Bu işte bir terslik olmalı. Bir toplum fakirliği nasıl sevebilir, nasıl isteyebilir?
Veriler çok net!
2018-2019 yıllarında -Lise altı- eğitime sahip kesimden 2 milyon 637 bin kişi işini kaybediyor. Bu kesimin iş kaybetme oranı yüzde 16,4.
Yani her 100 lise altı eğitimliden 16,4 kişi işini kaybetmiştir.
Yine bu -Lise altı- eğitime sahip kesimin çocuk sayısı 2018-2019 yıllarında 118 bin 047 kişi azalıyor. Bu kesimin çocuk sayısındaki azalış oranı da yüzde 16,2 ediyor.
Yani lise altı eğitime sahip kesim 2017 yılına göre 2019 yılında 100 çocuk yerine 83,2 çocuk yapıyor.
Lise mezunlarında ise iş kaybı sayısı 312 bin kişi ve iş kaybı oranı da yüzde 5,3 seviyesine ulaşıyor. Ama lise mezunlarında çocuk sayısı azalış oranı ise yüzde 2,8 seviyesinde gerçekleşiyor.
Krizin daha az vurduğu lise mezunlarında çocuk yapma sayısındaki düşüşte azalıyor.

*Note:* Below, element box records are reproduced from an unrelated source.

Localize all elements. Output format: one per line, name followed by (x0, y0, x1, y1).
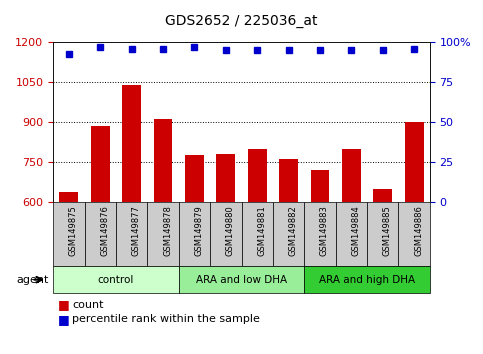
Text: GSM149881: GSM149881 (257, 205, 266, 256)
Bar (116, 202, 147, 266)
Text: GSM149886: GSM149886 (414, 205, 423, 256)
Text: GSM149882: GSM149882 (289, 205, 298, 256)
Bar (342, 149, 361, 202)
Text: GSM149883: GSM149883 (320, 205, 329, 256)
Bar (179, 202, 210, 266)
Text: GDS2652 / 225036_at: GDS2652 / 225036_at (165, 14, 318, 28)
Bar (122, 85, 141, 202)
Bar (273, 202, 304, 266)
Text: ARA and high DHA: ARA and high DHA (319, 275, 415, 285)
Bar (304, 202, 336, 266)
Text: GSM149880: GSM149880 (226, 205, 235, 256)
Text: GSM149877: GSM149877 (131, 205, 141, 256)
Bar (311, 170, 329, 202)
Text: agent: agent (16, 275, 48, 285)
Text: GSM149875: GSM149875 (69, 205, 78, 256)
Bar (85, 202, 116, 266)
Text: ARA and low DHA: ARA and low DHA (196, 275, 287, 285)
Bar (210, 202, 242, 266)
Bar (398, 202, 430, 266)
Text: ■: ■ (58, 298, 70, 312)
Bar (248, 149, 267, 202)
Bar (242, 202, 273, 266)
Text: GSM149884: GSM149884 (352, 205, 360, 256)
Bar (53, 266, 179, 293)
Text: count: count (72, 300, 104, 310)
Bar (367, 202, 398, 266)
Bar (185, 155, 204, 202)
Bar (53, 202, 85, 266)
Bar (279, 159, 298, 202)
Bar (336, 202, 367, 266)
Text: GSM149876: GSM149876 (100, 205, 109, 256)
Text: control: control (98, 275, 134, 285)
Bar (373, 188, 392, 202)
Text: ■: ■ (58, 313, 70, 326)
Bar (59, 193, 78, 202)
Bar (179, 266, 304, 293)
Text: percentile rank within the sample: percentile rank within the sample (72, 314, 260, 324)
Bar (147, 202, 179, 266)
Bar (304, 266, 430, 293)
Bar (405, 122, 424, 202)
Text: GSM149878: GSM149878 (163, 205, 172, 256)
Bar (216, 154, 235, 202)
Text: GSM149885: GSM149885 (383, 205, 392, 256)
Bar (91, 126, 110, 202)
Bar (154, 119, 172, 202)
Text: GSM149879: GSM149879 (194, 205, 203, 256)
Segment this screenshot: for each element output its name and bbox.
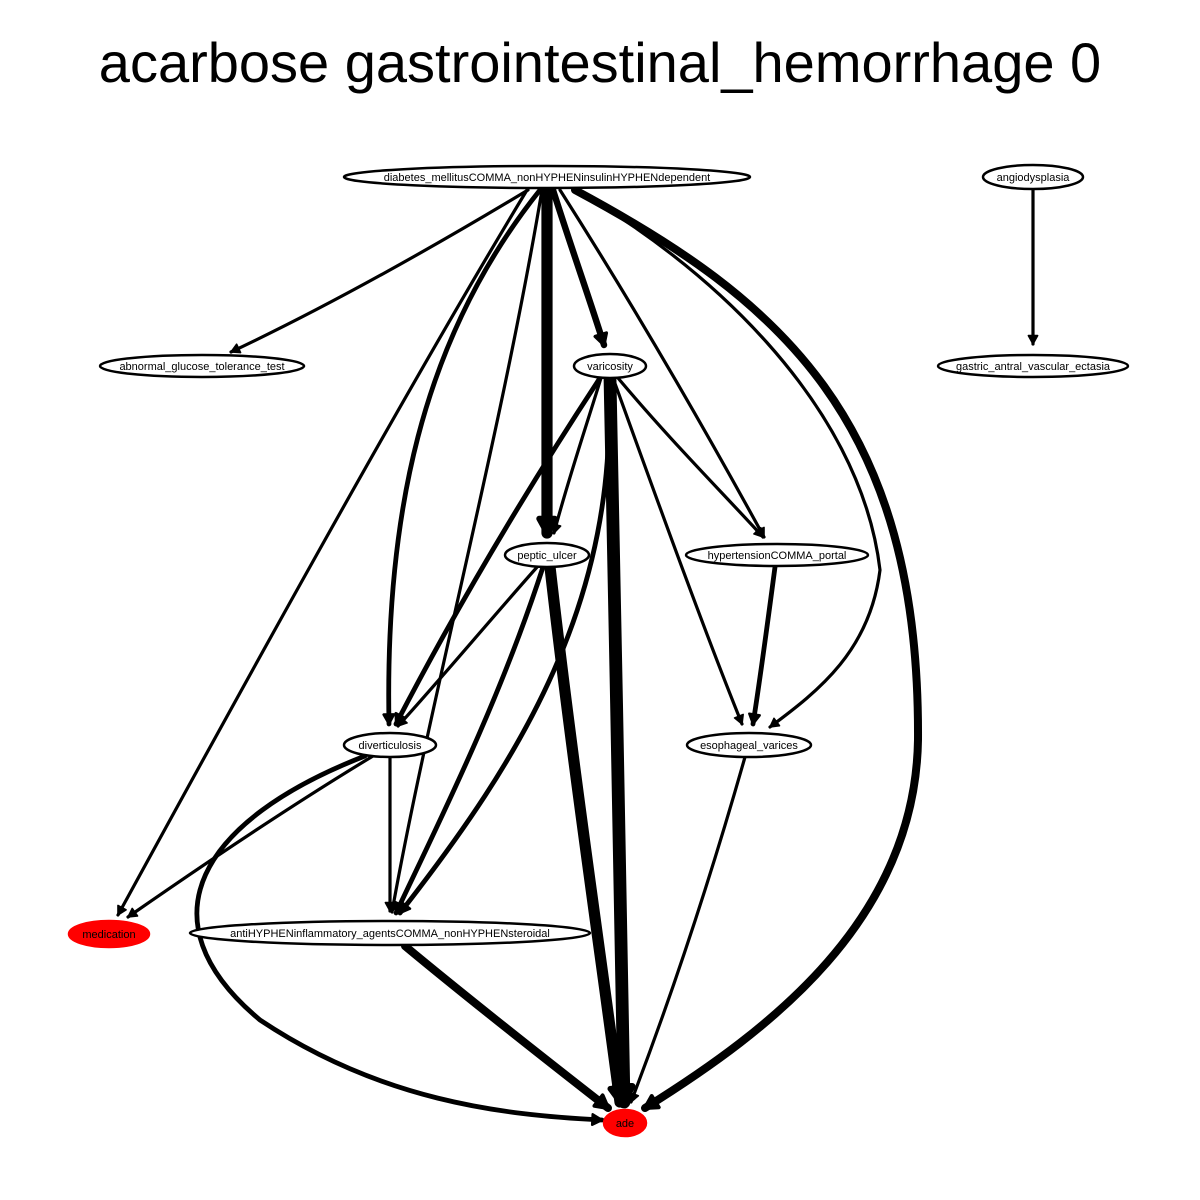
node-shape: [342, 731, 438, 759]
arrowhead-varicosity-to-esophageal-varices: [733, 713, 744, 725]
arrowhead-peptic-ulcer-to-ade: [607, 1083, 629, 1105]
diagram-title: acarbose gastrointestinal_hemorrhage 0: [99, 31, 1101, 94]
edge-diabetes-to-nsaids: [390, 188, 544, 914]
node-peptic-ulcer: peptic_ulcer: [503, 541, 591, 569]
node-label: medication: [82, 929, 135, 941]
edge-diverticulosis-to-ade: [194, 753, 605, 1123]
edge-peptic-ulcer-to-nsaids: [393, 564, 546, 916]
node-diabetes: diabetes_mellitusCOMMA_nonHYPHENinsulinH…: [342, 164, 752, 190]
edge-diabetes-to-abnormal-gtt: [229, 188, 530, 354]
edge-diverticulosis-to-medication: [126, 754, 375, 919]
edge-diabetes-to-esophageal-varices: [573, 188, 882, 729]
arrowhead-portal-htn-to-esophageal-varices: [748, 712, 761, 726]
arrowhead-diabetes-to-abnormal-gtt: [230, 343, 242, 354]
node-shape: [685, 731, 813, 759]
node-label: peptic_ulcer: [517, 550, 577, 562]
edge-diabetes-to-ade: [571, 186, 923, 1112]
edge-esophageal-varices-to-ade: [629, 755, 747, 1104]
nodes-layer: diabetes_mellitusCOMMA_nonHYPHENinsulinH…: [67, 163, 1130, 1138]
node-label: esophageal_varices: [700, 740, 798, 752]
node-ade: ade: [602, 1108, 648, 1138]
edge-peptic-ulcer-to-ade: [544, 561, 626, 1108]
edge-peptic-ulcer-to-diverticulosis: [396, 564, 540, 728]
edge-varicosity-to-esophageal-varices: [611, 376, 744, 726]
edge-diabetes-to-portal-htn: [558, 188, 766, 539]
node-diverticulosis: diverticulosis: [342, 731, 438, 759]
node-label: varicosity: [587, 361, 633, 373]
arrowhead-diverticulosis-to-medication: [127, 907, 139, 918]
arrowhead-peptic-ulcer-to-nsaids: [394, 900, 407, 915]
node-shape: [602, 1108, 648, 1138]
edge-portal-htn-to-esophageal-varices: [750, 564, 778, 727]
node-portal-htn: hypertensionCOMMA_portal: [684, 542, 870, 568]
node-label: gastric_antral_vascular_ectasia: [956, 361, 1111, 373]
node-label: diabetes_mellitusCOMMA_nonHYPHENinsulinH…: [384, 172, 711, 184]
node-shape: [981, 163, 1085, 191]
arrowhead-varicosity-to-portal-htn: [753, 526, 764, 538]
edge-varicosity-to-diverticulosis: [393, 375, 603, 727]
arrowhead-angiodysplasia-to-gave: [1027, 334, 1039, 345]
node-gave: gastric_antral_vascular_ectasia: [936, 353, 1130, 379]
edge-varicosity-to-peptic-ulcer: [552, 376, 603, 535]
node-shape: [342, 164, 752, 190]
edge-nsaids-to-ade: [401, 942, 612, 1112]
node-shape: [188, 919, 592, 947]
node-varicosity: varicosity: [572, 352, 648, 380]
arrowhead-esophageal-varices-to-ade: [628, 1091, 640, 1103]
edge-varicosity-to-portal-htn: [616, 376, 765, 539]
arrowhead-nsaids-to-ade: [592, 1093, 610, 1110]
node-label: abnormal_glucose_tolerance_test: [119, 361, 284, 373]
node-shape: [572, 352, 648, 380]
arrowhead-diabetes-to-esophageal-varices: [769, 717, 781, 728]
node-label: antiHYPHENinflammatory_agentsCOMMA_nonHY…: [230, 928, 550, 940]
node-label: hypertensionCOMMA_portal: [708, 550, 847, 562]
node-angiodysplasia: angiodysplasia: [981, 163, 1085, 191]
arrowhead-diverticulosis-to-ade: [590, 1113, 604, 1127]
arrowhead-diabetes-to-diverticulosis: [382, 713, 396, 726]
edge-diabetes-to-varicosity: [549, 186, 608, 349]
arrowhead-diabetes-to-varicosity: [593, 331, 609, 347]
edge-varicosity-to-ade: [603, 371, 631, 1109]
node-shape: [503, 541, 591, 569]
arrowhead-peptic-ulcer-to-diverticulosis: [397, 715, 408, 727]
arrowhead-diverticulosis-to-nsaids: [384, 901, 396, 912]
node-label: angiodysplasia: [997, 172, 1071, 184]
node-label: ade: [616, 1118, 634, 1130]
arrowhead-diabetes-to-ade: [643, 1094, 661, 1110]
node-label: diverticulosis: [359, 740, 422, 752]
node-abnormal-gtt: abnormal_glucose_tolerance_test: [98, 353, 306, 379]
edge-diabetes-to-medication: [116, 188, 529, 917]
node-shape: [67, 919, 151, 949]
node-nsaids: antiHYPHENinflammatory_agentsCOMMA_nonHY…: [188, 919, 592, 947]
node-shape: [684, 542, 870, 568]
edge-diabetes-to-diverticulosis: [386, 187, 543, 727]
arrowhead-varicosity-to-peptic-ulcer: [550, 522, 562, 534]
arrowhead-diabetes-to-peptic-ulcer: [536, 515, 558, 536]
edges-layer: [116, 184, 1039, 1127]
node-shape: [936, 353, 1130, 379]
node-shape: [98, 353, 306, 379]
arrowhead-diabetes-to-medication: [117, 904, 127, 916]
node-esophageal-varices: esophageal_varices: [685, 731, 813, 759]
edge-varicosity-to-nsaids: [397, 375, 612, 916]
node-medication: medication: [67, 919, 151, 949]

Gelelim üniversite mezunlarına:
Onlar bu krizden iş kaybı olarak etkilenmediği gibi 706 bin üniversite mezunu iş buluyor. Bu iş bulma oranı çocuk sayısına da yansıyor ve üniversite mezunlarının çocuk sayısı 288 bin 762’den 297 bin 989 bin kişiye çıkıyor. Üniversite mezunlarında çocuk sayısı yüzde 3,2 oranında artış gösteriyor.
İnanılmaz veriler aslında.
Ve bu konuda defalarca yazdım. ‘Nankör okumuşlar!’ dedim hatta. Çünkü eğitim seviyesi yükseldikçe ve kent merkezlerine gittikçe Cumhur ittifakının oy oranı düşüyor. Ama tersine varoş ve kırsalda da oy oranı artıyor.
Bu işte gerçekten bir terslik olmalı.
Şimdi dönüp bakalım kim mutlu bu ülkede?
Lise altı eğitimlilerde mutluluk oranı yüzde 53,2
Lise mezunlarında mutluluk oranı yüzde 50,8
Üniversite mezunlarında mutluluk oranı yüzde 52,7
Ortada sorun yok sanırım. Okuyan iş buluyor, çocuk yapıyor ama mutluluğu yakalayamıyor. Eğitim seviyesi düştükçe ise iktisadi olarak tersi oluyor ama mutluluk aynı seviyede kalabiliyor.
***
Yukarıda yazdığım ve bu bilgileri tamamlayan diğer verileri de eklediğimde muhalefetin bir miktar yanlışta olduğunu görüyorum.
Aslında yanlış değil ama bir yeni parti daha lazım bu ülkeye.
Neden mi?
Muhalefet partileri vasıflarında olması gerektiği gibi Millete daha yüksek gelir seviyesi vaat ediyor. Oysa topluma baktığımızda sanırım daha çok fakirlik vaadinde bulunacak bir partiye de ihtiyaç var gibi görülüyor.
En azından eğitim seviyesi ve çocuk sayısına bakınca böyle bir eksikliğin olduğunu da ileri sürebiliriz.
SABIR SABIR NEREYE KADAR?
Cumhurbaşkanı Erdoğan Van’da konuştu. Ekonomik kriz ile ilgili biraz daha sabır istedi. Erdoğan, ekonomik kriz ile ilgili ‘sabır’ uyarısı yaparak “Ülkemizi ekonomi alanında kuşatmaya çalışanlara cevabımızı, yeni bir ekonomik kurtuluş savaşıyla veriyoruz” diye konuştu.
Konuşmada artık 2023 hedefi değil 2053 vizyonundan bahsetti.
***
TÜİK’in açıkladığı mutluluk seviyesinde krizler beraber düşüş yaşanırken, umut düzeyinin neden düşmediğini sanırım anlamış oluyoruz.
Veriler ve konuşmalar aslında gerçeğin ne olduğunu net şekilde ortaya koyuyor. Geriye sadece o anki gerçeği saman altı edip, gelecek parlak günleri sunmak kalıyor.
Sanırım bu işi için de medya ve medyacılar oldukça önemli.